[openstack-dev] vGPUs support for Nova
jianghua.wang at citrix.com
Mon Sep 25 16:59:04 UTC 2017
Just share some background. XenServer doesn't expose vGPUs as mdev or pci devices. I proposed a spec about one year ago to make fake pci devices so that we can use the existing PCI mechanism to cover vGPUs. But that's not a good design and got strongly objection. After that, we switched to use the resource providers by following the advice from the core team.
From: Sahid Orentino Ferdjaoui [mailto:sferdjao at redhat.com]

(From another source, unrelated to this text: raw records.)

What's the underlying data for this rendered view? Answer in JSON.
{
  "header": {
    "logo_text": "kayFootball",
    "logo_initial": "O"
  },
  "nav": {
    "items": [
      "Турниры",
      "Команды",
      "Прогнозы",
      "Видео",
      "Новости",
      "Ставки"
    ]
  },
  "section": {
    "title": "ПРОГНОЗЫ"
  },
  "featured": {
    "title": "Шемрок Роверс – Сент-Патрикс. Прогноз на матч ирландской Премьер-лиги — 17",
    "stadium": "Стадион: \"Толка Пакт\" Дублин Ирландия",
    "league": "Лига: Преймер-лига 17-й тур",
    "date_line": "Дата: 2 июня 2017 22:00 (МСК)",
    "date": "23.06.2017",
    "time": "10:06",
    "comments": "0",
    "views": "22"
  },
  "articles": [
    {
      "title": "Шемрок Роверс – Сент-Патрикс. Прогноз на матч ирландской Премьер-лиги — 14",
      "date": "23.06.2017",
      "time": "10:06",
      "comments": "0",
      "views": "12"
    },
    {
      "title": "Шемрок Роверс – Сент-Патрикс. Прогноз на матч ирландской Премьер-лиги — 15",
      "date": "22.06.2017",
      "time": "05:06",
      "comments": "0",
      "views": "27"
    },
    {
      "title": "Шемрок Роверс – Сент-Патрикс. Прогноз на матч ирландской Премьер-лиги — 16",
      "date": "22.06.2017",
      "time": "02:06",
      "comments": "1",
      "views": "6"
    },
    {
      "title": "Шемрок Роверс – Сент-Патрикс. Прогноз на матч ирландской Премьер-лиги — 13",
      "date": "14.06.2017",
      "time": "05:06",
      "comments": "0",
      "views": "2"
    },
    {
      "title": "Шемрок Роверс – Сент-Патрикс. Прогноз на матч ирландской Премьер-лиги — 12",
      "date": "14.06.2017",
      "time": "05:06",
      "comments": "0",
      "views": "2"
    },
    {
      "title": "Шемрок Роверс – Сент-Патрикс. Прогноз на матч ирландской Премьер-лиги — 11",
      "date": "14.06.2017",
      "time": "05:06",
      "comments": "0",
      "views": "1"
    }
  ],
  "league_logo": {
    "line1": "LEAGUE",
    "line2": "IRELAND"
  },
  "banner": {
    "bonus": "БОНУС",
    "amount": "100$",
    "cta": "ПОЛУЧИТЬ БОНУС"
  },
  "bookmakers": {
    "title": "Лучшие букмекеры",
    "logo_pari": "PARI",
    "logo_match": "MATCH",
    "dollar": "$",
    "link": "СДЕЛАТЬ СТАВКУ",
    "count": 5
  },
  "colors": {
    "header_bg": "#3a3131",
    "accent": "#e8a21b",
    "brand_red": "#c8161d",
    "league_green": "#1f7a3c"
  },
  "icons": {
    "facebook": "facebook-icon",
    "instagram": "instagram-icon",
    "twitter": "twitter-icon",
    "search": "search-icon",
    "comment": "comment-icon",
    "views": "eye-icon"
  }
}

Sent: Monday, September 25, 2017 11:01 PM
To: OpenStack Development Mailing List (not for usage questions) <openstack-dev at lists.openstack.org>
Subject: Re: [openstack-dev] vGPUs support for Nova
On Mon, Sep 25, 2017 at 09:29:25AM -0500, Matt Riedemann wrote:
> On 9/25/2017 5:40 AM, Jay Pipes wrote:
> > On 09/25/2017 05:39 AM, Sahid Orentino Ferdjaoui wrote:
> > > There is a desire to expose the vGPUs resources on top of Resource
> > > Provider which is probably the path we should be going in the long
> > > term. I was not there for the last PTG and you probably already
> > > made a decision about moving in that direction anyway. My personal
> > > feeling is that it is premature.
> > >
> > > The nested Resource Provider work is not yet feature-complete and
> > > requires more reviewer attention. If we continue in the direction
> > > of Resource Provider, it will need at least 2 more releases to
> > > expose the vGPUs feature and that without the support of NUMA, and
> > > with the feeling of pushing something which is not stable/production-ready.
> > >
> > > It's seems safer to first have the Resource Provider work well
> > > finalized/stabilized to be production-ready. Then on top of
> > > something stable we could start to migrate our current virt
> > > specific features like NUMA, CPU Pinning, Huge Pages and finally PCI devices.
> > >
> > > I'm talking about PCI devices in general because I think we should
> > > implement the vGPU on top of our /pci framework which is
> > > production ready and provides the support of NUMA.
> > >
> > > The hardware vendors building their drivers using mdev and the
> > > /pci framework currently understand only SRIOV but on a quick
> > > glance it does not seem complicated to make it support mdev.
> > >
> > > In the /pci framework we will have to:
> > >
> > > * Update the PciDevice object fields to accept NULL value for
> > > 'address' and add new field 'uuid'
> > > * Update PciRequest to handle a new tag like 'vgpu_types'
> > > * Update PciDeviceStats to also maintain pool of vGPUs
> > >
> > > The operators will have to create alias(-es) and configure
> > > flavors. Basically most of the logic is already implemented and
> > > the method 'consume_request' is going to select the right vGPUs
> > > according the request.
> > >
> > > In /virt we will have to:
> > >
> > > * Update the field 'pci_passthrough_devices' to also include GPUs
> > > devices.
> > > * Update attach/detach PCI device to handle vGPUs
> > >
> > > We have a few people interested in working on it, so we could
> > > certainly make this feature available for Queen.
> > >
> > > I can take the lead updating/implementing the PCI and libvirt
> > > driver part, I'm sure Jianghua Wang will be happy to take the lead
> > > for the virt XenServer part.
> > >
> > > And I trust Jay, Stephen and Sylvain to follow the developments.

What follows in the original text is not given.